Q3: In your time as Montana State University’s Data Librarian, what has been your most favorite project to date?
I think my favorite project is actually the first grant I was awarded from NNLM-PNR in 2017! The project took an evidence-based approach to creating a data management planning toolkit aimed at health sciences researchers. After identifying a need to improve the data management planning resources that the library provides to the campus community, I proposed a grant to analyze data management plans from grant proposals at MSU, and then to interview principal investigators about their data management practices.

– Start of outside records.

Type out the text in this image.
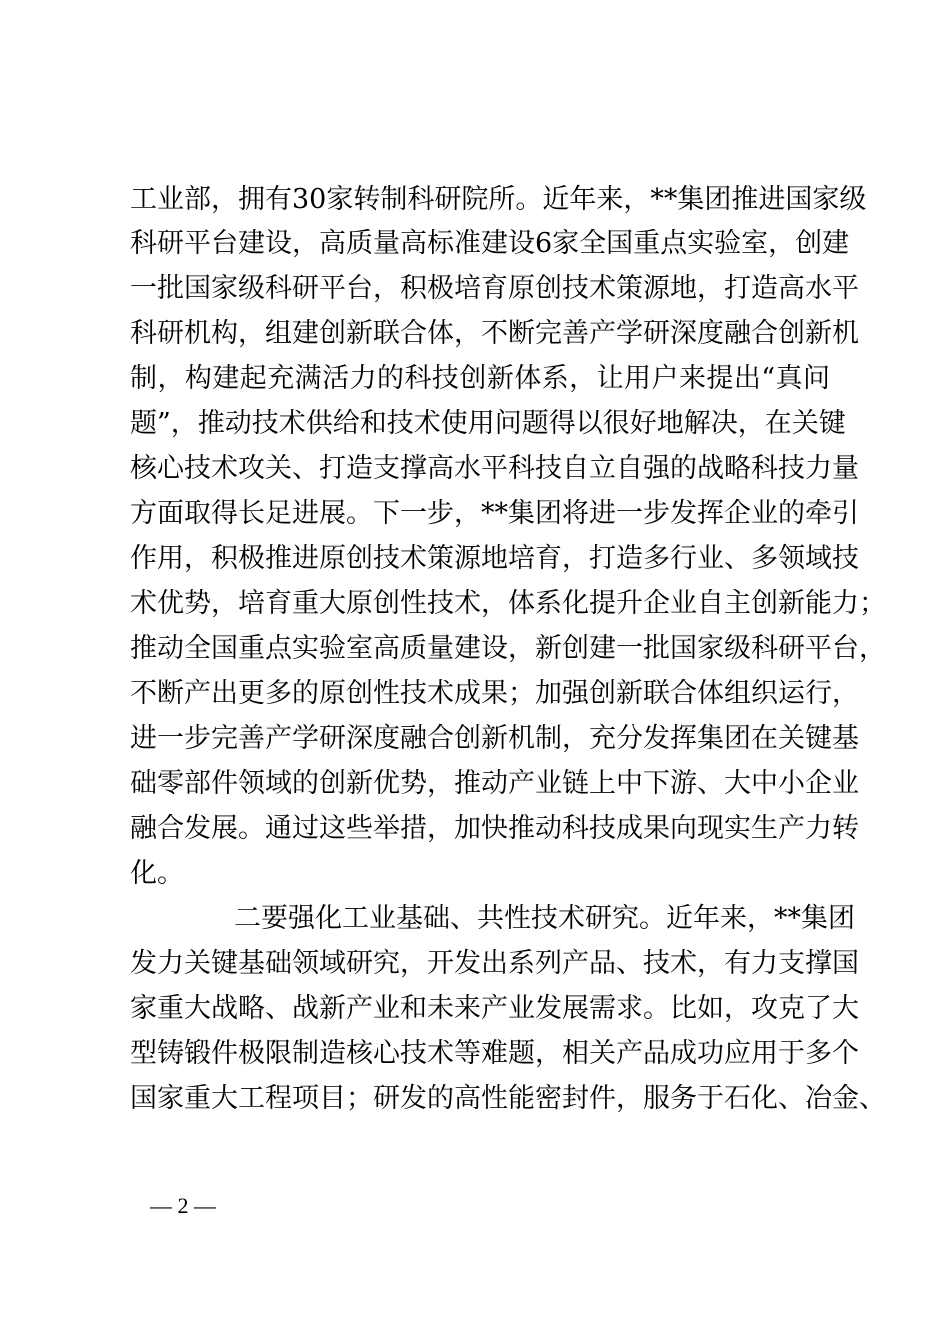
工业部，拥有30家转制科研院所。近年来，**集团推进国家级
科研平台建设，高质量高标准建设6家全国重点实验室，创建
一批国家级科研平台，积极培育原创技术策源地，打造高水平
科研机构，组建创新联合体，不断完善产学研深度融合创新机
制，构建起充满活力的科技创新体系，让用户来提出“真问
题”，推动技术供给和技术使用问题得以很好地解决，在关键
核心技术攻关、打造支撑高水平科技自立自强的战略科技力量
方面取得长足进展。下一步，**集团将进一步发挥企业的牵引
作用，积极推进原创技术策源地培育，打造多行业、多领域技
术优势，培育重大原创性技术，体系化提升企业自主创新能力；
推动全国重点实验室高质量建设，新创建一批国家级科研平台，
不断产出更多的原创性技术成果；加强创新联合体组织运行，
进一步完善产学研深度融合创新机制，充分发挥集团在关键基
础零部件领域的创新优势，推动产业链上中下游、大中小企业
融合发展。通过这些举措，加快推动科技成果向现实生产力转
化。
二要强化工业基础、共性技术研究。近年来，**集团
发力关键基础领域研究，开发出系列产品、技术，有力支撑国
家重大战略、战新产业和未来产业发展需求。比如，攻克了大
型铸锻件极限制造核心技术等难题，相关产品成功应用于多个
国家重大工程项目；研发的高性能密封件，服务于石化、冶金、
— 2 —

The research I conducted (with fantastic student research assistant Wangmo Tenzing) showed that most investigators practice internal data management in order to prevent data loss, to facilitate sharing within the research team, and to seamlessly continue their research during personnel turnover. However, it also showed that investigators still have room to grow in understanding specialized concepts like metadata and policies for reuse. I used the research results to inform a data management planning toolkit that includes guidance on facilitating findable, reusable, accessible, and reusable data—for example, using metadata standards, assigning licenses to their data, and publishing in data repositories. If you want to read more, I’ve published a talk and a paper about the project.
Q4: Are you working on anything new and exciting that you would like to share with us?

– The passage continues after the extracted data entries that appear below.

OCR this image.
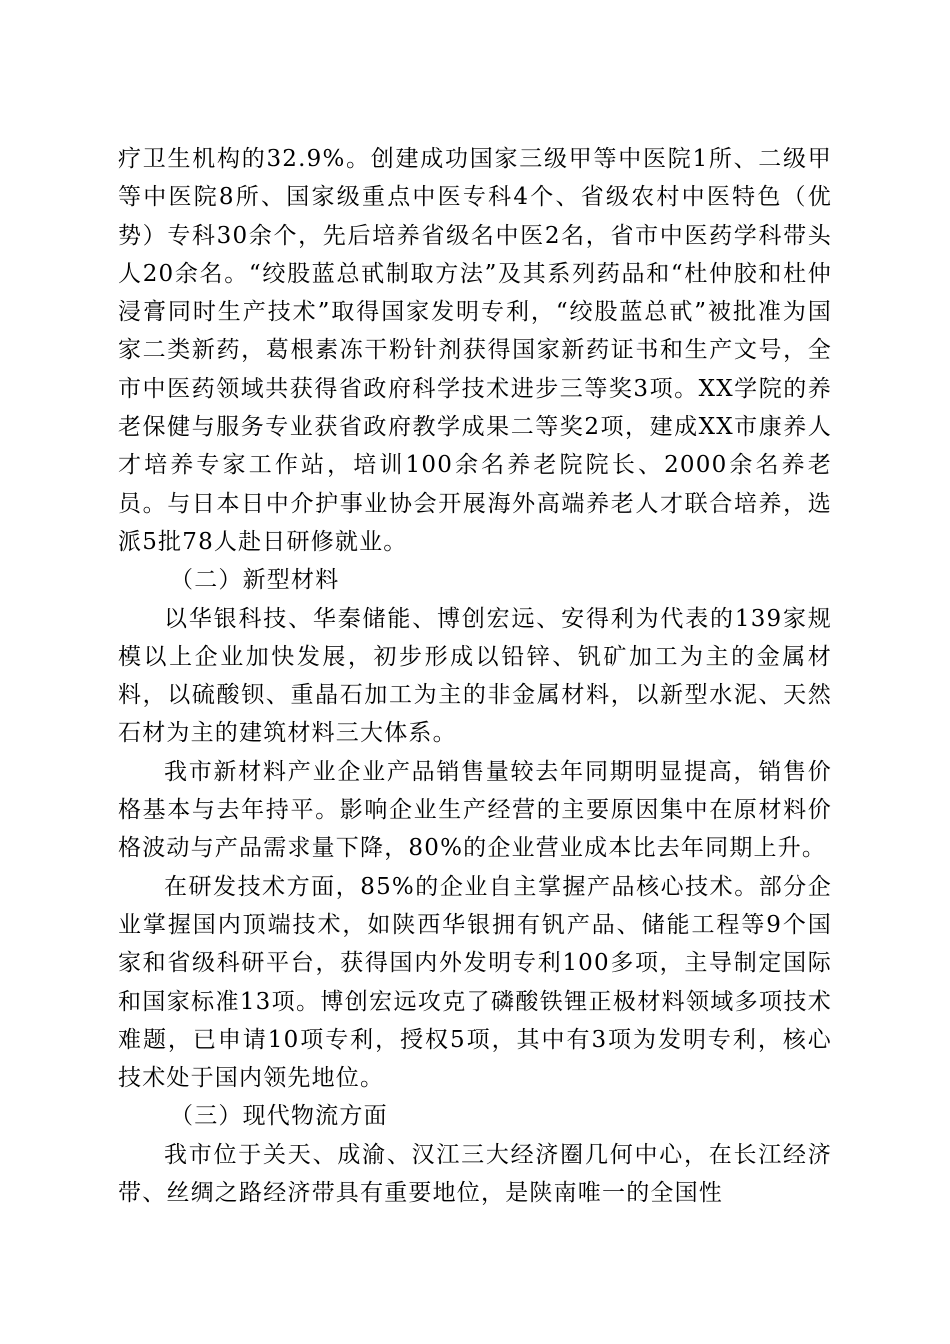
疗卫生机构的32.9%。创建成功国家三级甲等中医院1所、二级甲等中医院8所、国家级重点中医专科4个、省级农村中医特色（优势）专科30余个，先后培养省级名中医2名，省市中医药学科带头人20余名。“绞股蓝总甙制取方法”及其系列药品和“杜仲胶和杜仲浸膏同时生产技术”取得国家发明专利，“绞股蓝总甙”被批准为国家二类新药，葛根素冻干粉针剂获得国家新药证书和生产文号，全市中医药领域共获得省政府科学技术进步三等奖3项。XX学院的养老保健与服务专业获省政府教学成果二等奖2项，建成XX市康养人才培养专家工作站，培训100余名养老院院长、2000余名养老员。与日本日中介护事业协会开展海外高端养老人才联合培养，选派5批78人赴日研修就业。

（二）新型材料

以华银科技、华秦储能、博创宏远、安得利为代表的139家规模以上企业加快发展，初步形成以铅锌、钒矿加工为主的金属材料，以硫酸钡、重晶石加工为主的非金属材料，以新型水泥、天然石材为主的建筑材料三大体系。

我市新材料产业企业产品销售量较去年同期明显提高，销售价格基本与去年持平。影响企业生产经营的主要原因集中在原材料价格波动与产品需求量下降，80%的企业营业成本比去年同期上升。

在研发技术方面，85%的企业自主掌握产品核心技术。部分企业掌握国内顶端技术，如陕西华银拥有钒产品、储能工程等9个国家和省级科研平台，获得国内外发明专利100多项，主导制定国际和国家标准13项。博创宏远攻克了磷酸铁锂正极材料领域多项技术难题，已申请10项专利，授权5项，其中有3项为发明专利，核心技术处于国内领先地位。

（三）现代物流方面

我市位于关天、成渝、汉江三大经济圈几何中心，在长江经济带、丝绸之路经济带具有重要地位，是陕南唯一的全国性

I’m getting my PhD right now from Humboldt University in Berlin (with advisor Vivien Petras), and my dissertation is a comparative study of qualitative secondary analysis and social media research. I’m still early in the process, but I’m loving the opportunity to take a deep dive into the topic of qualitative and social media data sharing.
Q5: To date, what is your favorite data tool?
I’m really enjoying becoming more literate in R. We use RStudio Cloud in our workshops, and it simplifies the setup process for learners. I’m also keeping an eye on the development of Annotation for Transparent Inquiry (ATI), an annotation tool for qualitative research that’s being developed at the Qualitative Data Repository.
Q6: If you could give one piece of advice/words of wisdom to anyone interested in medical librarianship/data science what would that be?
Collaborate. Our library and academic communities are vibrant and varied, and I’ve done my most impactful work when partnering with colleagues and students. Data librarianship overlaps and connects with many fields, and it’s impossible to have expertise in everything. Working with collaborators allows me to extend my own knowledge, develop better ideas, and provide stronger data services on campus.